Keynote address by Martha S. Jones, Society of Black Alumni Presidential Professor and Professor of History and the SNF Agora Institute at The Johns Hopkins University, and author of Vanguard: How Black Women Broke Barriers, Won the Vote, and Insisted on Equality for All. 

Research presentation by Lori Ann Terjesen, Director of Education at the National Women’s History Museum, outlining the results of the Where Are the Women? report which finds that women’s experiences and stories are not well integrated into U.S. state history standards.

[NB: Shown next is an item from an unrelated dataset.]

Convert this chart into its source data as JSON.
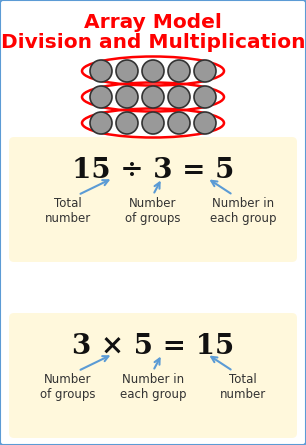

Panel discussion moderated by Treva B. Lindsey, Associate Professor of Women’s, Gender, and Sexuality Studies at Ohio State University. She is the author of the 2017 Choice Outstanding Academic Title, Colored No More: Reinventing Black Womanhood in Washington, D.C. 

Panel Discussion

The Summit will include a dynamic panel discussion and live chat audience Q&A to examine factors that have limited women’s presence in textbooks, educational standards, and curriculum. Our panelists include:

  • Alexander Cuenca, Assistant Professor of Curriculum & Instruction at Indiana University, and a board member of the National Council for the Social Studies.
  • Daniel Czitrom, Professor of History at Mount Holyoke College, and co-author of Out of Many: A History of the American People, a bestselling U.S. History textbook.
  • Molly Murphy MacGregor, Executive Director and Co-Founder of the National Women’s History Alliance which led the coalition that successfully lobbied Congress in the 1980s to designate March as National Women’s History Month.
  • Gholdy Muhammad, Associate Professor of Language, Literacy & Culture at Georgia State University, author of Cultivating Genius: An Equity Model for Culturally and Historically Responsive Literacy, and founder of a summer literacy institute called Black Girls WRITE!.
  • Katelin Zhou, a student at Stanford University and Co-Founder of Diversify Our Narrative, an organization of over five thousand students fighting for education reform in over 800 school districts across the U.S. 

Curriculum Demonstration

Educators will demonstrate, and answer audience questions about, the creation and implementation of Unladylike2020 lesson plans on PBS LearningMedia. The curriculum demonstration will be presented by: 

  • Kristina Kirtley, Senior Producer for Content and Youth Engagement in Kids’ Media and Education at WNET, New York’s flagship public media company.
  • Sarah Dahl, English Language Arts Teacher at Park High School in Livingston, MT, and 2020 PBS Digital Innovator All-Star.
  • Robert “BJ” Garcia, Math Teacher at Crownover Middle School in Corinth, TX, and 2020 PBS Digital Innovator All-Star. 

Video Testimonials

The virtual conference will also feature video testimonials from diverse women thought leaders, including: 

  • Marley Dias, founder of #1000BlackGirlBooks, an international movement to collect and donate children’s books that feature Black girls as the lead character, and author of Marley Dias Gets It Done: And So Can You!.
  • Kelsie Eckert, Social Studies Teacher at Moultonborough Academy in Moultonborough, NH, and President & Founder of The Remedial Herstory Project.
  • Isa Noyola, Co-President of the Women’s March Board, and Deputy Director of Mijente, the fastest growing English language social-network for the Latinx community.
  • Debra Sanchez, Senior Vice President, Education and Children’s Content at the Corporation for Public Broadcasting.
  • Stefanie Wager, President of the National Council for the Social Studies, and Education Partner Manager for the Open Educational Resources (OER) Project, a coalition of educators and historians focused on boosting student engagement and achievement through transformational social studies programs. 
  • Teresa C. Younger, President & CEO of the Ms. Foundation for Women, a thought leader at the intersection of gender and race. 

If you’re passionate about education and making U.S. history more accessible, inclusive, and creative, you don’t want to miss this special event!